Melde- und Aufzeichnungspflichten
Zuständige Einzugsstelle ist die Minijob-Zentrale. Für das Gaststätten- und Beherbergungsgewerbe besteht Sofortmeldepflicht nach § 28a Abs. 4 SGB IV: Die Meldung muss spätestens bei Beschäftigungsaufnahme erfolgen. Zudem sind nach § 17 MiLoG Beginn, Ende und Dauer der täglichen Arbeitszeit binnen sieben Tagen aufzuzeichnen und zwei Jahre aufzubewahren. Verstöße sind bußgeldbewehrt und regelmäßig Gegenstand der Prüfungen durch die Finanzkontrolle Schwarzarbeit.
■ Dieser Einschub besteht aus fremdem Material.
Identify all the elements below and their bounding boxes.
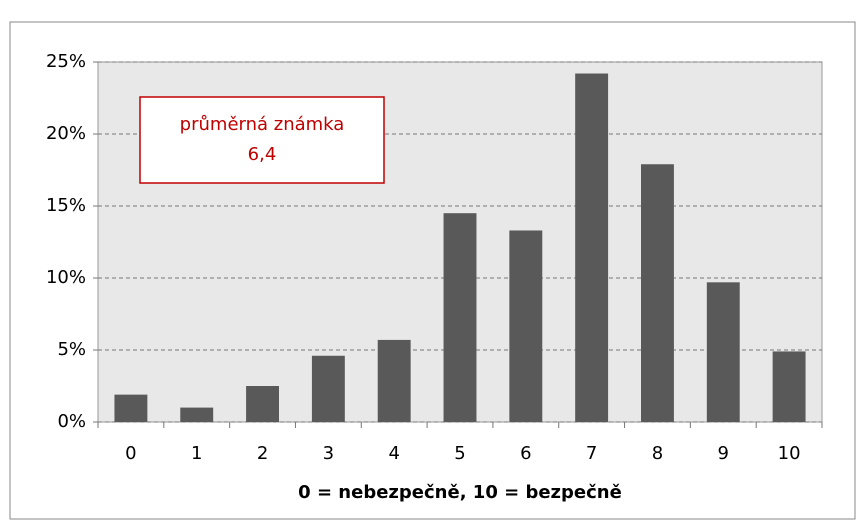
bar: [706, 282, 740, 422]
y-tick-label: 25%: [46, 51, 86, 72]
bar: [641, 164, 674, 423]
annotation-text: 6,4: [248, 144, 277, 165]
bar: [311, 355, 345, 422]
x-tick-label: 6: [520, 443, 531, 464]
bar: [575, 73, 609, 423]
bar: [114, 394, 148, 422]
x-tick-label: 8: [652, 443, 663, 464]
x-tick-label: 10: [778, 443, 801, 464]
y-tick-label: 20%: [46, 123, 86, 144]
bar: [509, 230, 543, 422]
y-tick-label: 15%: [46, 195, 86, 216]
x-tick-label: 9: [718, 443, 729, 464]
x-tick-label: 5: [454, 443, 465, 464]
y-tick-label: 10%: [46, 267, 86, 288]
y-tick-label: 5%: [57, 339, 86, 360]
bar: [772, 351, 806, 422]
annotation-box: [139, 96, 385, 184]
x-tick-label: 2: [257, 443, 268, 464]
x-tick-label: 7: [586, 443, 597, 464]
bar: [443, 213, 477, 422]
x-tick-label: 0: [125, 443, 136, 464]
y-tick-label: 0%: [57, 411, 86, 432]
x-tick-label: 4: [388, 443, 399, 464]
x-axis-label: 0 = nebezpečně, 10 = bezpečně: [298, 482, 622, 503]
x-tick-label: 3: [323, 443, 334, 464]
x-tick-label: 1: [191, 443, 202, 464]
annotation-text: průměrná známka: [180, 114, 345, 135]
bar: [377, 339, 411, 422]
bar: [246, 386, 279, 422]
bar: [180, 407, 214, 422]
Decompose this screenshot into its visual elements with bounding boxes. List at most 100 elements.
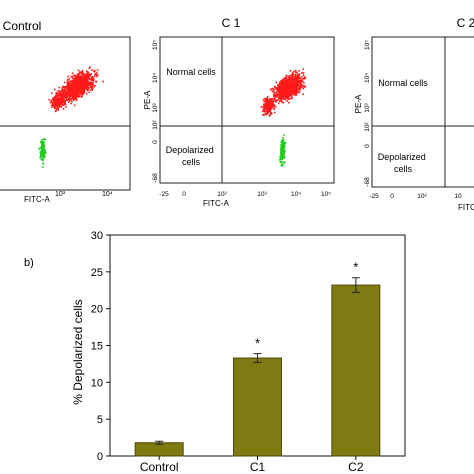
event-dot — [76, 79, 79, 82]
event-dot — [281, 150, 283, 152]
event-dot — [266, 107, 269, 109]
event-dot — [275, 87, 277, 89]
event-dot — [287, 77, 290, 79]
event-dot — [62, 89, 65, 91]
event-dot — [266, 103, 268, 105]
event-dot — [72, 99, 75, 101]
event-dot — [63, 96, 66, 99]
event-dot — [68, 93, 70, 95]
x-axis-label: FITC — [458, 203, 474, 212]
event-dot — [271, 98, 274, 100]
event-dot — [275, 88, 277, 90]
event-dot — [85, 92, 88, 95]
event-dot — [75, 90, 77, 93]
event-dot — [76, 81, 78, 84]
event-dot — [77, 84, 79, 86]
event-dot — [72, 83, 74, 85]
event-dot — [294, 82, 297, 85]
event-dot — [85, 85, 88, 88]
event-dot — [64, 88, 67, 91]
event-dot — [66, 92, 68, 95]
event-dot — [282, 91, 285, 94]
y-tick-label: 0 — [364, 144, 371, 148]
event-dot — [279, 84, 281, 87]
event-dot — [88, 82, 91, 85]
event-dot — [275, 101, 277, 103]
event-dot — [65, 86, 68, 89]
event-dot — [283, 98, 286, 100]
event-dot — [286, 83, 288, 85]
event-dot — [76, 92, 78, 94]
event-dot — [286, 81, 289, 83]
event-dot — [281, 151, 284, 154]
event-dot — [71, 80, 73, 83]
event-dot — [66, 91, 69, 93]
event-dot — [88, 78, 91, 80]
x-tick-label: C2 — [348, 460, 364, 474]
event-dot — [42, 147, 44, 150]
event-dot — [67, 101, 70, 103]
event-dot — [42, 159, 44, 161]
event-dot — [263, 113, 266, 116]
event-dot — [283, 82, 285, 84]
event-dot — [283, 87, 286, 89]
event-dot — [294, 94, 297, 96]
panel-b-label: b) — [24, 257, 34, 269]
event-dot — [284, 161, 286, 164]
event-dot — [284, 96, 287, 98]
x-tick-label: 10⁵ — [321, 191, 331, 198]
event-dot — [267, 109, 269, 111]
event-dot — [282, 93, 285, 96]
event-dot — [71, 77, 74, 79]
event-dot — [273, 86, 276, 88]
event-dot — [53, 101, 55, 103]
event-dot — [94, 73, 96, 76]
event-dot — [291, 80, 293, 82]
event-dot — [273, 93, 276, 96]
event-dot — [276, 94, 279, 97]
event-dot — [292, 86, 295, 89]
event-dot — [263, 104, 266, 107]
event-dot — [93, 75, 96, 78]
y-tick-label: 10² — [152, 119, 159, 129]
event-dot — [68, 92, 71, 94]
event-dot — [89, 83, 92, 85]
event-dot — [95, 73, 97, 76]
event-dot — [279, 158, 281, 161]
event-dot — [263, 103, 265, 105]
event-dot — [269, 112, 272, 115]
event-dot — [68, 91, 70, 93]
significance-marker: * — [353, 260, 358, 275]
event-dot — [289, 83, 292, 86]
event-dot — [284, 82, 287, 85]
event-dot — [280, 79, 282, 82]
event-dot — [51, 106, 53, 108]
event-dot — [273, 88, 275, 90]
y-tick-label: -68 — [364, 177, 371, 187]
event-dot — [55, 92, 58, 94]
event-dot — [54, 88, 56, 91]
event-dot — [298, 91, 301, 93]
event-dot — [88, 77, 90, 80]
event-dot — [54, 98, 56, 101]
event-dot — [81, 79, 83, 82]
event-dot — [64, 86, 66, 89]
event-dot — [301, 80, 304, 83]
event-dot — [74, 98, 77, 100]
event-dot — [290, 90, 293, 92]
event-dot — [80, 88, 83, 90]
y-axis-label: PE-A — [354, 94, 363, 113]
event-dot — [53, 97, 55, 99]
event-dot — [50, 104, 53, 107]
y-tick-label: 30 — [91, 230, 103, 242]
event-dot — [91, 76, 94, 78]
event-dot — [289, 93, 292, 96]
event-dot — [71, 97, 74, 99]
event-dot — [89, 89, 92, 91]
event-dot — [65, 95, 68, 98]
event-dot — [76, 93, 78, 96]
event-dot — [281, 139, 284, 142]
event-dot — [43, 155, 45, 157]
event-dot — [290, 86, 293, 88]
event-dot — [78, 83, 81, 85]
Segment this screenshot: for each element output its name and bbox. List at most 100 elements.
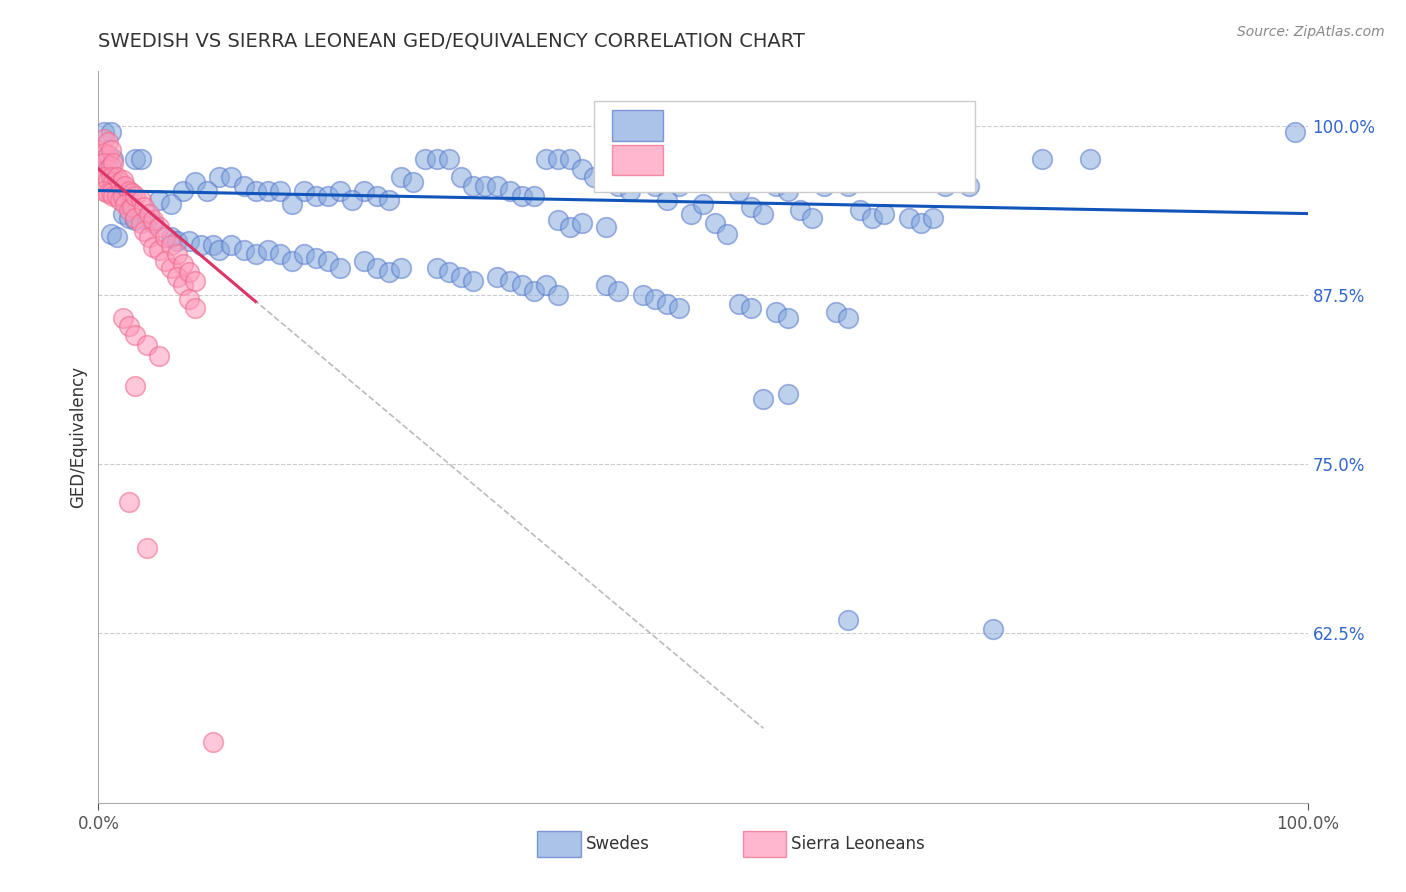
Text: Sierra Leoneans: Sierra Leoneans [792,835,925,853]
Point [142,216,165,230]
Point [166,234,188,248]
FancyBboxPatch shape [537,830,581,857]
Point [135,213,157,227]
Point [668,179,690,194]
Point [437,265,460,279]
Point [558,153,581,167]
Point [269,247,291,261]
Point [172,184,194,198]
Point [292,247,315,261]
Point [765,179,787,194]
Point [184,274,207,288]
Point [789,202,811,217]
Point [135,338,157,352]
FancyBboxPatch shape [613,145,664,175]
Point [426,260,449,275]
FancyBboxPatch shape [595,101,976,192]
Point [138,206,160,220]
Point [172,257,194,271]
Point [118,318,141,333]
Point [897,211,920,225]
Point [160,260,183,275]
Point [166,247,188,261]
Point [353,184,375,198]
Point [776,386,799,401]
Point [148,220,170,235]
Point [97,135,120,149]
Point [245,184,267,198]
Point [316,189,339,203]
Point [655,297,678,311]
Point [740,200,762,214]
Point [138,229,160,244]
Point [583,169,606,184]
Point [184,301,207,316]
Point [486,179,509,194]
Point [108,176,131,190]
Point [498,184,520,198]
Point [153,229,176,244]
Point [631,176,654,190]
Point [692,197,714,211]
Point [184,176,207,190]
Point [910,216,932,230]
Point [190,237,212,252]
Point [426,153,449,167]
Point [873,206,896,220]
Point [450,270,472,285]
Point [486,270,509,285]
Point [100,169,122,184]
Point [377,193,399,207]
Point [728,184,751,198]
Point [121,200,143,214]
Point [97,172,120,186]
Point [256,184,278,198]
Point [166,270,188,285]
Point [105,229,128,244]
Point [160,237,183,252]
Point [860,211,883,225]
Point [179,265,201,279]
Point [402,176,425,190]
Point [100,143,122,157]
Point [93,145,115,160]
Point [232,243,254,257]
Point [208,243,231,257]
Point [366,260,388,275]
Point [716,176,738,190]
Point [366,189,388,203]
Point [105,189,128,203]
Point [377,265,399,279]
Point [571,216,593,230]
Point [1031,153,1053,167]
Point [547,213,569,227]
Point [160,229,183,244]
Point [342,193,364,207]
Point [716,227,738,241]
Point [93,184,115,198]
Point [108,193,131,207]
Text: R = -0.018   N = 103: R = -0.018 N = 103 [672,116,860,134]
Point [142,240,165,254]
Point [111,189,134,203]
Point [679,206,702,220]
Point [97,148,120,162]
Point [208,169,231,184]
Point [849,202,872,217]
Point [232,179,254,194]
Point [148,193,170,207]
Point [202,735,225,749]
Point [281,197,304,211]
Point [837,179,859,194]
Point [93,153,115,167]
Point [510,278,533,293]
Point [134,224,156,238]
Point [124,211,146,225]
Point [129,153,152,167]
Point [129,216,152,230]
Point [498,274,520,288]
Point [93,125,115,139]
Point [607,284,630,298]
Point [93,169,115,184]
Point [474,179,496,194]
Arbeitsrechtliche Gleichstellung
Geringfügig Beschäftigte sind Teilzeitarbeitnehmer im Sinne des TzBfG mit vollen Ansprüchen auf Erholungsurlaub, Entgeltfortzahlung und Feiertagsvergütung. Unterbliebene Entgeltfortzahlung führt in Betriebsprüfungen zu Beitragsnachforderungen; verstetigte Arbeitszeitmodelle und saubere Dienstpläne reduzieren das Risiko.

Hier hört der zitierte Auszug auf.